There's a new youth concussion bill before the Georgia House. House Bill 284 is aimed at concussion education and protecting young athletes after they suffer a concussion.
The bill is called the "Return to Play Act of 2013." It would require public and private schools to establish a concussion policy and recreation leagues to provide information on concussions.
The Georgia Concussion Coalition comprised of doctors, lawyers, lawmakers, athletic trainers and parents has pushed for two years to get a youth concussion bill passed.
"We love our football in Georgia. We love sports in Georgia and we just need a mechanism by which we can allow kids to continue to play but protect them as well," GCC co-chair and Emory Sports Medicine Center Dr. Ken Mautner said.
Mautner believes the state needs a concussion law.

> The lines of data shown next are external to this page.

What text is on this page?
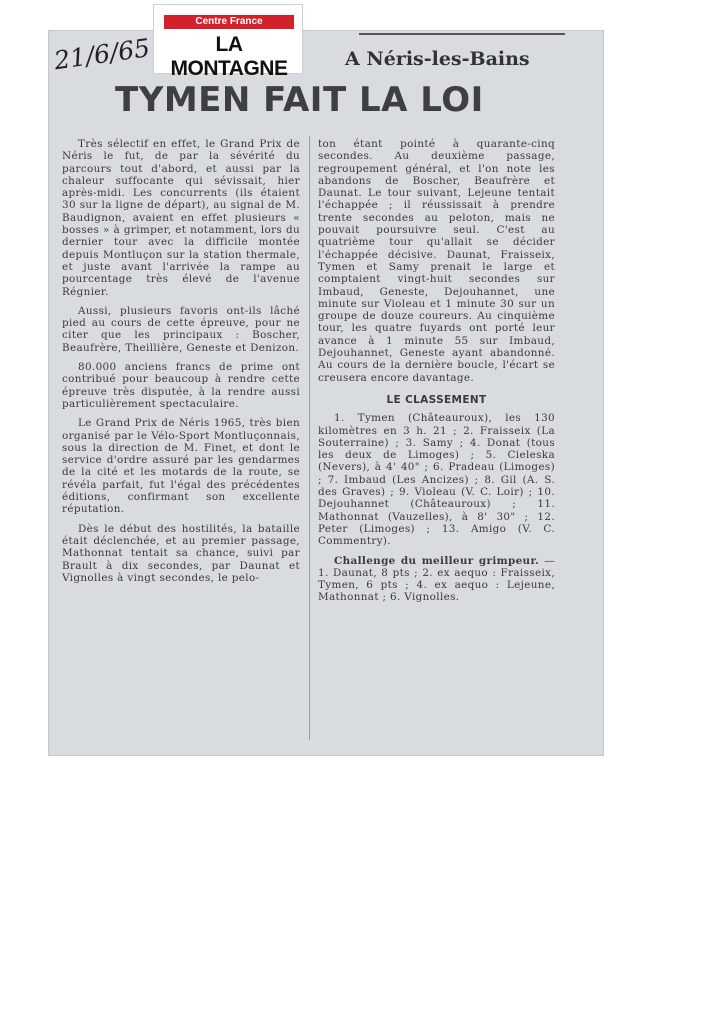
Centre France
LA MONTAGNE
21/6/65	A Néris-les-Bains
TYMEN FAIT LA LOI

Très sélectif en effet, le Grand Prix de Néris le fut, de par la sévérité du parcours tout d'abord, et aussi par la chaleur suffocante qui sévissait, hier après-midi. Les concurrents (ils étaient 30 sur la ligne de départ), au signal de M. Baudignon, avaient en effet plusieurs « bosses » à grimper, et notamment, lors du dernier tour avec la difficile montée depuis Montluçon sur la station thermale, et juste avant l'arrivée la rampe au pourcentage très élevé de l'avenue Régnier.

Aussi, plusieurs favoris ont-ils lâché pied au cours de cette épreuve, pour ne citer que les principaux : Boscher, Beaufrère, Theillière, Geneste et Denizon.

80.000 anciens francs de prime ont contribué pour beaucoup à rendre cette épreuve très disputée, à la rendre aussi particulièrement spectaculaire.

Le Grand Prix de Néris 1965, très bien organisé par le Vélo-Sport Montluçonnais, sous la direction de M. Finet, et dont le service d'ordre assuré par les gendarmes de la cité et les motards de la route, se révéla parfait, fut l'égal des précédentes éditions, confirmant son excellente réputation.

Dès le début des hostilités, la bataille était déclenchée, et au premier passage, Mathonnat tentait sa chance, suivi par Brault à dix secondes, par Daunat et Vignolles à vingt secondes, le pelo-

ton étant pointé à quarante-cinq secondes. Au deuxième passage, regroupement général, et l'on note les abandons de Boscher, Beaufrère et Daunat. Le tour suivant, Lejeune tentait l'échappée ; il réussissait à prendre trente secondes au peloton, mais ne pouvait poursuivre seul. C'est au quatrième tour qu'allait se décider l'échappée décisive. Daunat, Fraisseix, Tymen et Samy prenait le large et comptaient vingt-huit secondes sur Imbaud, Geneste, Dejouhannet, une minute sur Violeau et 1 minute 30 sur un groupe de douze coureurs. Au cinquième tour, les quatre fuyards ont porté leur avance à 1 minute 55 sur Imbaud, Dejouhannet, Geneste ayant abandonné. Au cours de la dernière boucle, l'écart se creusera encore davantage.

LE CLASSEMENT

1. Tymen (Châteauroux), les 130 kilomètres en 3 h. 21 ; 2. Fraisseix (La Souterraine) ; 3. Samy ; 4. Donat (tous les deux de Limoges) ; 5. Cieleska (Nevers), à 4' 40" ; 6. Pradeau (Limoges) ; 7. Imbaud (Les Ancizes) ; 8. Gil (A. S. des Graves) ; 9. Violeau (V. C. Loir) ; 10. Dejouhannet (Châteauroux) ; 11. Mathonnat (Vauzelles), à 8' 30" ; 12. Peter (Limoges) ; 13. Amigo (V. C. Commentry).

Challenge du meilleur grimpeur. — 1. Daunat, 8 pts ; 2. ex aequo : Fraisseix, Tymen, 6 pts ; 4. ex aequo : Lejeune, Mathonnat ; 6. Vignolles.
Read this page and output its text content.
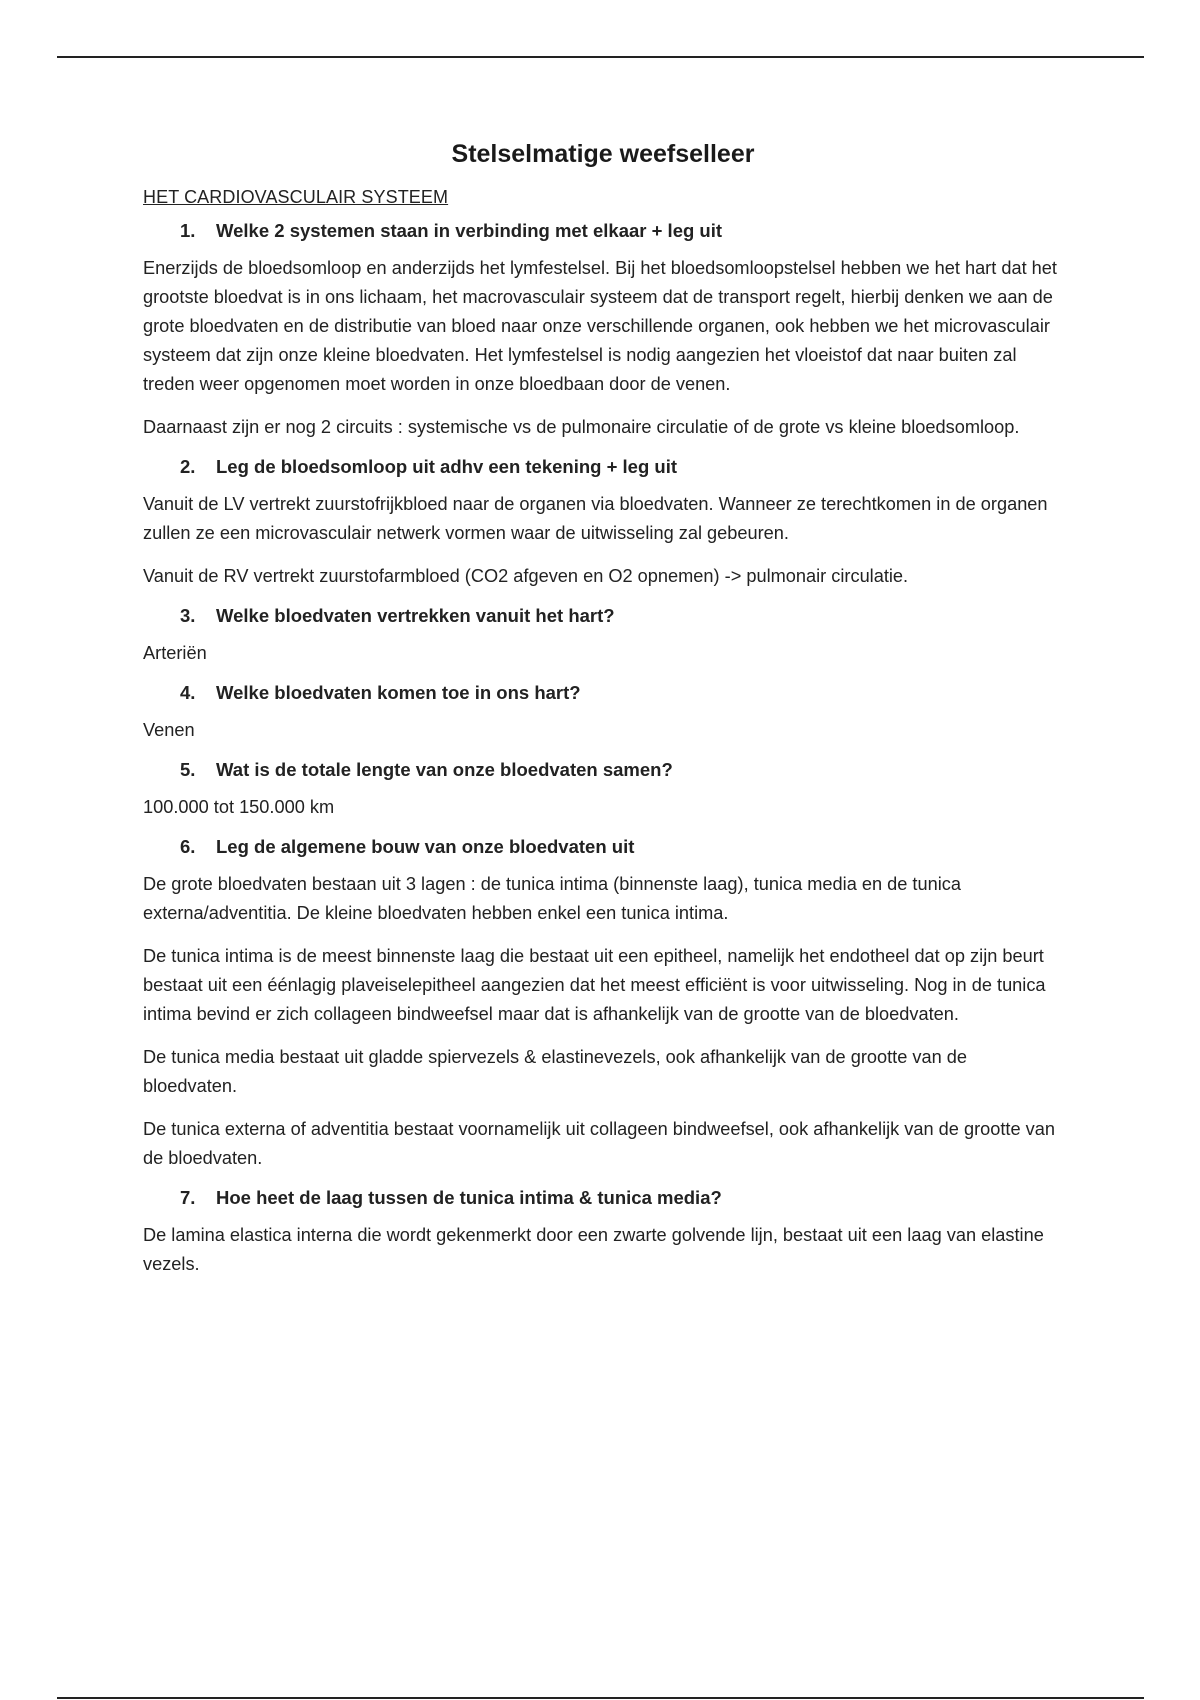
Stelselmatige weefselleer
HET CARDIOVASCULAIR SYSTEEM
1.	Welke 2 systemen staan in verbinding met elkaar + leg uit

Enerzijds de bloedsomloop en anderzijds het lymfestelsel. Bij het bloedsomloopstelsel hebben we het hart dat het grootste bloedvat is in ons lichaam, het macrovasculair systeem dat de transport regelt, hierbij denken we aan de grote bloedvaten en de distributie van bloed naar onze verschillende organen, ook hebben we het microvasculair systeem dat zijn onze kleine bloedvaten. Het lymfestelsel is nodig aangezien het vloeistof dat naar buiten zal treden weer opgenomen moet worden in onze bloedbaan door de venen.

Daarnaast zijn er nog 2 circuits : systemische vs de pulmonaire circulatie of de grote vs kleine bloedsomloop.

2.	Leg de bloedsomloop uit adhv een tekening + leg uit

Vanuit de LV vertrekt zuurstofrijkbloed naar de organen via bloedvaten. Wanneer ze terechtkomen in de organen zullen ze een microvasculair netwerk vormen waar de uitwisseling zal gebeuren.

Vanuit de RV vertrekt zuurstofarmbloed (CO2 afgeven en O2 opnemen) -> pulmonair circulatie.

3.	Welke bloedvaten vertrekken vanuit het hart?

Arteriën

4.	Welke bloedvaten komen toe in ons hart?

Venen

5.	Wat is de totale lengte van onze bloedvaten samen?

100.000 tot 150.000 km

6.	Leg de algemene bouw van onze bloedvaten uit

De grote bloedvaten bestaan uit 3 lagen : de tunica intima (binnenste laag), tunica media en de tunica externa/adventitia. De kleine bloedvaten hebben enkel een tunica intima.

De tunica intima is de meest binnenste laag die bestaat uit een epitheel, namelijk het endotheel dat op zijn beurt bestaat uit een éénlagig plaveiselepitheel aangezien dat het meest efficiënt is voor uitwisseling. Nog in de tunica intima bevind er zich collageen bindweefsel maar dat is afhankelijk van de grootte van de bloedvaten.

De tunica media bestaat uit gladde spiervezels & elastinevezels, ook afhankelijk van de grootte van de bloedvaten.

De tunica externa of adventitia bestaat voornamelijk uit collageen bindweefsel, ook afhankelijk van de grootte van de bloedvaten.

7.	Hoe heet de laag tussen de tunica intima & tunica media?

De lamina elastica interna die wordt gekenmerkt door een zwarte golvende lijn, bestaat uit een laag van elastine vezels.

"Over the last several years we've learned a lot more about concussions than we've ever known before. A lot of the research shows with cumulative concussion we're starting to run into problems and brain injuries and chronic brain problems down the line," Mautner said.

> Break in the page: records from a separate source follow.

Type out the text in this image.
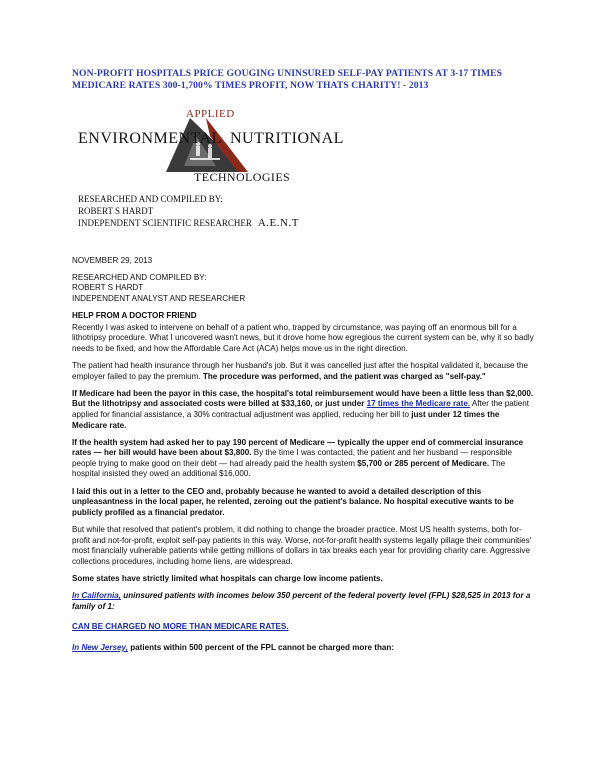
NON-PROFIT HOSPITALS PRICE GOUGING UNINSURED SELF-PAY PATIENTS AT 3-17 TIMES MEDICARE RATES 300-1,700% TIMES PROFIT, NOW THATS CHARITY! - 2013
APPLIED
ENVIRONMENTAL NUTRITIONAL
TECHNOLOGIES
RESEARCHED AND COMPILED BY:
ROBERT S HARDT
INDEPENDENT SCIENTIFIC RESEARCHER A.E.N.T

NOVEMBER 29, 2013

RESEARCHED AND COMPILED BY:
ROBERT S HARDT
INDEPENDENT ANALYST AND RESEARCHER

HELP FROM A DOCTOR FRIEND

Recently I was asked to intervene on behalf of a patient who, trapped by circumstance, was paying off an enormous bill for a lithotripsy procedure. What I uncovered wasn't news, but it drove home how egregious the current system can be, why it so badly needs to be fixed, and how the Affordable Care Act (ACA) helps move us in the right direction.

The patient had health insurance through her husband's job. But it was cancelled just after the hospital validated it, because the employer failed to pay the premium. The procedure was performed, and the patient was charged as "self-pay."

If Medicare had been the payor in this case, the hospital's total reimbursement would have been a little less than $2,000. But the lithotripsy and associated costs were billed at $33,160, or just under 17 times the Medicare rate. After the patient applied for financial assistance, a 30% contractual adjustment was applied, reducing her bill to just under 12 times the Medicare rate.

If the health system had asked her to pay 190 percent of Medicare — typically the upper end of commercial insurance rates — her bill would have been about $3,800. By the time I was contacted, the patient and her husband — responsible people trying to make good on their debt — had already paid the health system $5,700 or 285 percent of Medicare. The hospital insisted they owed an additional $16,000.

I laid this out in a letter to the CEO and, probably because he wanted to avoid a detailed description of this unpleasantness in the local paper, he relented, zeroing out the patient's balance. No hospital executive wants to be publicly profiled as a financial predator.

But while that resolved that patient's problem, it did nothing to change the broader practice. Most US health systems, both for-profit and not-for-profit, exploit self-pay patients in this way. Worse, not-for-profit health systems legally pillage their communities' most financially vulnerable patients while getting millions of dollars in tax breaks each year for providing charity care. Aggressive collections procedures, including home liens, are widespread.

Some states have strictly limited what hospitals can charge low income patients.

In California, uninsured patients with incomes below 350 percent of the federal poverty level (FPL) $28,525 in 2013 for a family of 1:

CAN BE CHARGED NO MORE THAN MEDICARE RATES.

In New Jersey, patients within 500 percent of the FPL cannot be charged more than:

The Return to Play Act of 2013 before the Georgia Legislature covers all sports and has three main parts. It would educate players, parents and coaches on concussions. If a player is suspected of having a concussion, they must be taken out of a game. And before an athlete can return to play, a healthcare provider must clear them.
"There's a lot of misinformation and unawareness about concussion and I think passing a law like this will bring it into the spotlight, will allow better education, and will ultimately allow protection of our athletes," Mautner said.
Georgia is one of only six states without a youth concussion law. A similar bill failed in the past. Mautner believes this is Georgia's year.
"For whatever reason, the last two years politics has gotten in the way, and it just hasn't made it to the top of the agenda. I think we have the right people in place this year, the right support from the major sports organizations in town and across the country to get this passed," Mautner said.
The bill had a first and second reading in the House. It will need to be passed there before it moves for a vote in the Senate.